StandUp for Kids – San Diego
On October 23rd, 2002 my identical twin sister Catherine came to my house to pick up a large bag of clothing that she was going to be donating to a cause that had become very close to her heart, StandUp For KIds, an organization that assists homeless children across the United States.
There was something different about her that evening. She seemed peaceful and yet effervescent and ebuillant. We didn’t engage in our usual sister bickering. Our dog Ernie noticed something about her too and would not stop licking her. A few days later it became clear just what the change in her was about.
That night she was chattering away excitedly about a Halloween party that she was helping to coordinate for the kids at the homeless outreach center in downtown San Diego. She couldn’t wait to see the kids’ faces light up as they came in to discover the party being thrown for them.

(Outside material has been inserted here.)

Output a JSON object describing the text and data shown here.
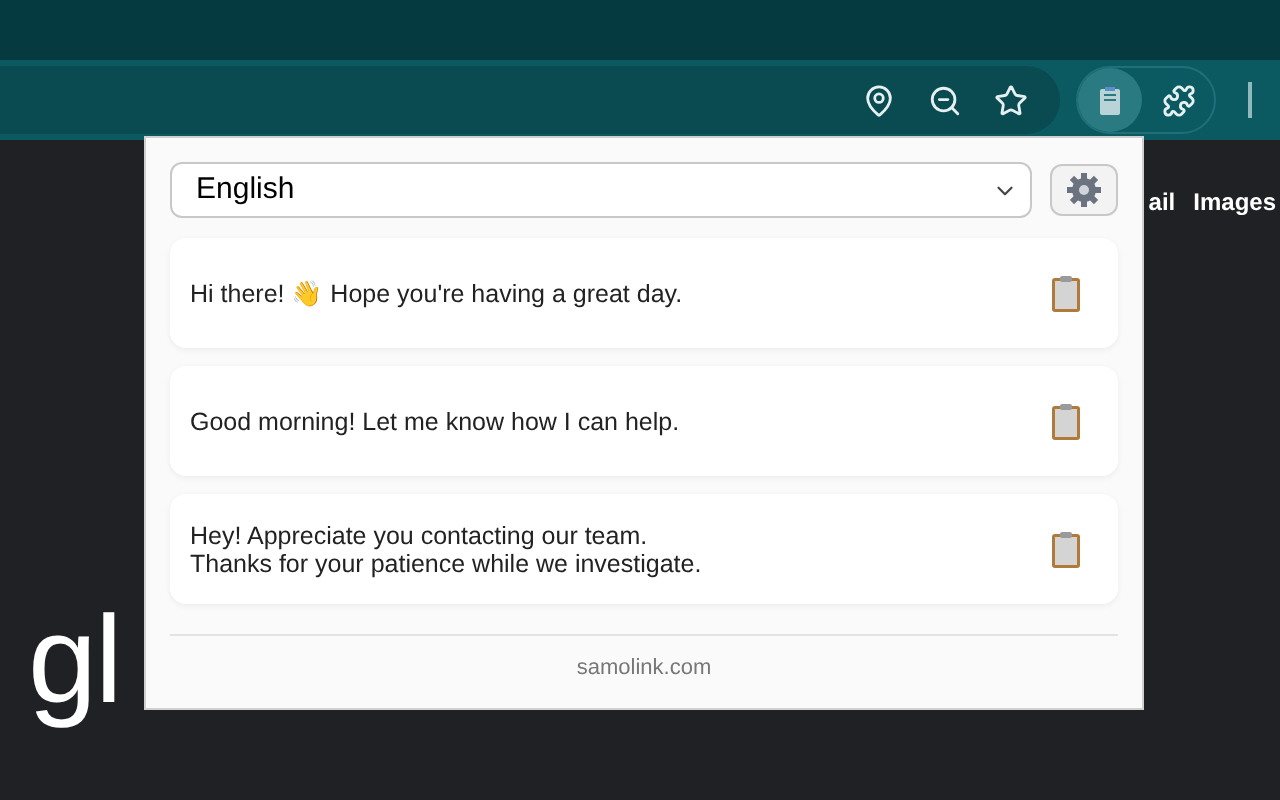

She told me stories about Josh and Bubba, and others who she had become close to. She mentioned Lou, who she felt she had been able to reach and that she saw in him the strength and determination that would enable him to turn his life around. By his own admission, he had been on the edge of choosing a life of crime until Cathy helped him to see other possibilities.

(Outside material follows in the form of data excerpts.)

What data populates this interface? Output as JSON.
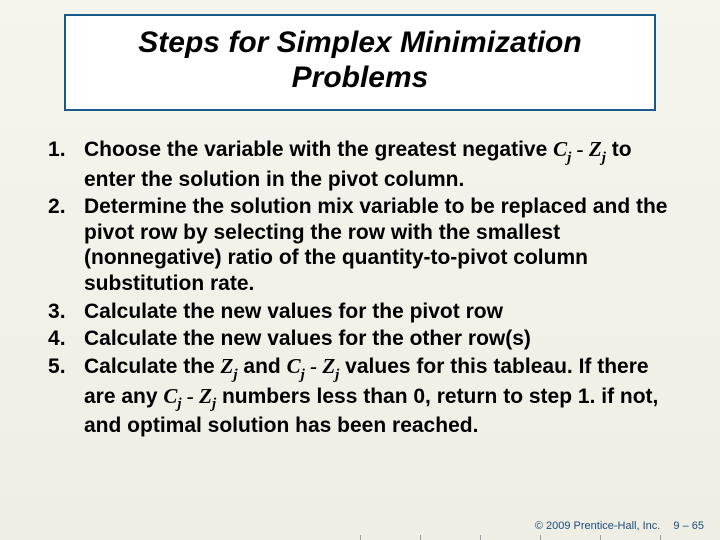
{
  "title": "Steps for Simplex Minimization Problems",
  "steps": [
    {
      "pre": "Choose the variable with the greatest negative ",
      "expr": "cjzj",
      "post": " to enter the solution in the pivot column."
    },
    {
      "pre": "Determine the solution mix variable to be replaced and the pivot row by selecting the row with the smallest (nonnegative) ratio of the quantity-to-pivot column substitution rate.",
      "expr": "",
      "post": ""
    },
    {
      "pre": "Calculate the new values for the pivot row",
      "expr": "",
      "post": ""
    },
    {
      "pre": "Calculate the new values for the other row(s)",
      "expr": "",
      "post": ""
    },
    {
      "pre": "Calculate the ",
      "expr": "zj_and_cjzj",
      "post": " values for this tableau. If there are any ",
      "expr2": "cjzj",
      "post2": " numbers less than 0, return to step 1. if not, and optimal solution has been reached."
    }
  ],
  "math": {
    "C": "C",
    "Z": "Z",
    "j": "j",
    "minus": " - ",
    "and": " and "
  },
  "footer": {
    "copyright": "© 2009 Prentice-Hall, Inc.",
    "page": "9 – 65"
  }
}
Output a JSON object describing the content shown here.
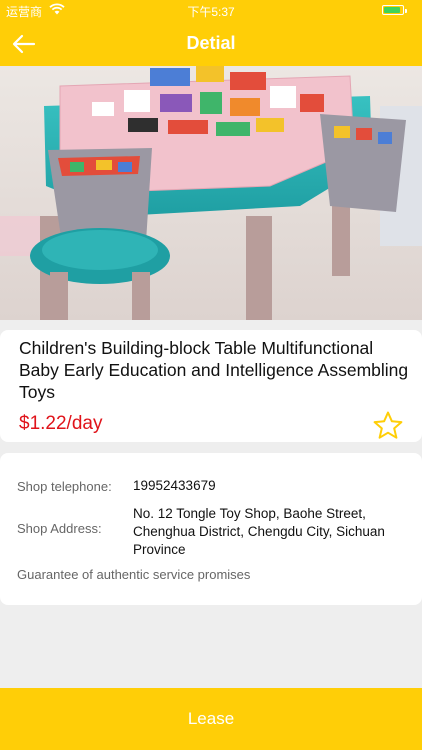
{
  "status_bar": {
    "carrier": "运营商",
    "time": "下午5:37"
  },
  "nav": {
    "title": "Detial",
    "back_icon": "arrow-left-icon"
  },
  "product": {
    "image_subject": "children building-block table with stool and toy blocks",
    "name": "Children's Building-block Table Multifunctional Baby Early Education and Intelligence Assembling Toys",
    "price": "$1.22/day",
    "favorite_icon": "star-outline-icon"
  },
  "shop": {
    "telephone_label": "Shop telephone:",
    "telephone_value": "19952433679",
    "address_label": "Shop Address:",
    "address_value": "No. 12 Tongle Toy Shop, Baohe Street, Chenghua District, Chengdu City, Sichuan Province",
    "guarantee": "Guarantee of authentic service promises"
  },
  "actions": {
    "lease_label": "Lease"
  },
  "colors": {
    "brand_yellow": "#ffce07",
    "price_red": "#e0131a",
    "background": "#eeeeee"
  }
}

I had never seen her so happy and certain about the direction her life was going. She told me how impressed she was with StandUp For Kids, which is run almost exclusively by volunteers. She raved about how the homeless teens were treated with such love, respect, and care. It was a rule of the organization to refrain from lecturing them, proselytizing to them, or making judgments about their situation. But only to be of service to them in whatever way they requested.

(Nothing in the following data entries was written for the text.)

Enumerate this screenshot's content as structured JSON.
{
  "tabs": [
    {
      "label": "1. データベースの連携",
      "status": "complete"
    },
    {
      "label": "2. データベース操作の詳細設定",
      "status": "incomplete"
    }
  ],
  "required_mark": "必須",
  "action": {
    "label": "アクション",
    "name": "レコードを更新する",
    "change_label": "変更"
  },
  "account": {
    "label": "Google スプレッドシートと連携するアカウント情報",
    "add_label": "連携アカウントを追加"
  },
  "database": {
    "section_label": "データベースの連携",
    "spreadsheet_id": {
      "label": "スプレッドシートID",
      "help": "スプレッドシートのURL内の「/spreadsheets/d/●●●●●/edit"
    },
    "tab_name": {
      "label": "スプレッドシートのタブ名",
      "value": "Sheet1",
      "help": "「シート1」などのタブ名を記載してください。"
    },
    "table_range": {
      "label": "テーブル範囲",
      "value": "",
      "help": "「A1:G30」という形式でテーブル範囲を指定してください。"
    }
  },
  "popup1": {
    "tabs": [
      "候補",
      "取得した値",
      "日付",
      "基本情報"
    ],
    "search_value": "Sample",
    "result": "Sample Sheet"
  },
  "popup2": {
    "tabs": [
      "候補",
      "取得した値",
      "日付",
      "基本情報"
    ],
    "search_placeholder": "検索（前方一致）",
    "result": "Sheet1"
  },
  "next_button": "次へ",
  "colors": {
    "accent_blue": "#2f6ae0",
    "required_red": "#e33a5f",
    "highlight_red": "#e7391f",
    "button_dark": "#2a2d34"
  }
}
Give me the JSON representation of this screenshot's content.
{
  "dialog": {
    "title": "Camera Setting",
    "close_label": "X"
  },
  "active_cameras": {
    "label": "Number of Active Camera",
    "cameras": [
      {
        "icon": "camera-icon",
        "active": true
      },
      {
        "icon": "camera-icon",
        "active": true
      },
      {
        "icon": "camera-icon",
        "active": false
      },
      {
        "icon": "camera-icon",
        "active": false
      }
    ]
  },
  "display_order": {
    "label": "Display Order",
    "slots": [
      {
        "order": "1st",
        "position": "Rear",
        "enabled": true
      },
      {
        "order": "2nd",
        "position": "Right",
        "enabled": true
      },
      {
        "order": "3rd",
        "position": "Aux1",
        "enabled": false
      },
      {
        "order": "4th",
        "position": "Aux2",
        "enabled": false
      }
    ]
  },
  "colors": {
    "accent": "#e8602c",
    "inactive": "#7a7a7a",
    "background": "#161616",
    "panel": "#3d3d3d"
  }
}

Cathy and other StandUp For Kids outreach counselors gathered clothing, toiletries, and food, and carried them in backpacks out on the streets of San Diego where they offered whatever relief they could to kids who were living under bridges, in ravines, or wherever they found shelter.
She also helped at the center where the young people came to rest, shower, use the internet, eat, socialize, and receive assistance in whatever form that was needed.
Cathy was excited about her decision to begin a masters degree program for youth counseling that was to begin Monday October 28, 2002. Her experience volunteering with StandUp For Kids led her to believe she had found her true calling.
But this was not to be. On the morning of October 25, 2002 I received the devastating news that at the age of 37, my identical twin sister, Catherine Mary Hill had been killed in an on-duty vehicle accident while working as a United States Border Patrol agent along the U.S. border with Mexico in San Diego.
As one might imagine, this was a trauma that turned my life upside down. She was so alive. So vibrant. How could she be dead? It was almost unthinkable. But somehow I knew that she was still with me and that there was much more to the story of Elizabeth Anne Hill and Catherine Mary Hill. I was proud of the way she had lived her life and knew that her legacy would serve to inspire and uplift others.
Homeless kids came out in force to my sister’s public funeral conducted in full military honor style at the Organ Pavilion at Balboa Park, a 1200 acre urban cultural park in the heart of San Diego.
“She made a special connection with Josh Doty,” the anchor recounted on the news that evening.
“I guess she was like my guardian angel incarnate,” Josh told a reporter. He said he felt is if she was right next to him at times. He said that he believed she was now his real guardian angel.
About a week after Cathy died, my husband, my father, and I made a visit to the StandUp For Kids center. As we walked in we saw teenagers sprawled about on worn but comfortable furniture, eating, chatting, or sitting at a row of computers.
One dark-haired young man was staring at me incredulously, as if he was seeing a ghost. In a sense he was. He did not know that Cathy had a twin sister! It was Lou. I walked with him outside and told him how she had spoken highly of him. He made me repeat several times exactly what she had said about him. You could see it touched him deeply that she had believed in him. I handed him a pin that she had worn on her uniform. He said it would be his most prized possession.
I decided to go through the training and become a StandUp for Kids volunteer counselor, and went on to establish the nonprofit “Catherine Hill Foundation,” to raise money for StandUp For kids.
It was a rather herculean effort, but with the help of many volunteers, I put on two major fundraising events that raised a total of $43,000 for the organization. One of the highlights that stands out to me now was a video that we put together that included Bubba, one of Cathy’s kids, talking about how at sixteen years old, while living on the streets, he had met a very special lady who had changed his life.
Volunteering at StandUp For kids and organizing the Catherine Hill Foundation’s two “Blue Angel Galas,” made my sister’s death more bearable and gave her life purpose and meaning.
I know that my sister would be (and is) thrilled to know that seventeen years later in 2019 StandUp For Kids is stronger than ever. The center in San Diego is open six nights per week and there are outreach teams on the streets four nights per week. The organization has also made inroads in many other countries bringing awareness to the issue of homeless youth.
I know that feisty Catherine Mary Hill is still watching over “her kids” as she called them, making sure that they stay on the straight and narrow, and is doing her best to light their way and guide their paths. I have zero doubt that she “earned her wings” and is indeed her kids’ real guardian angel.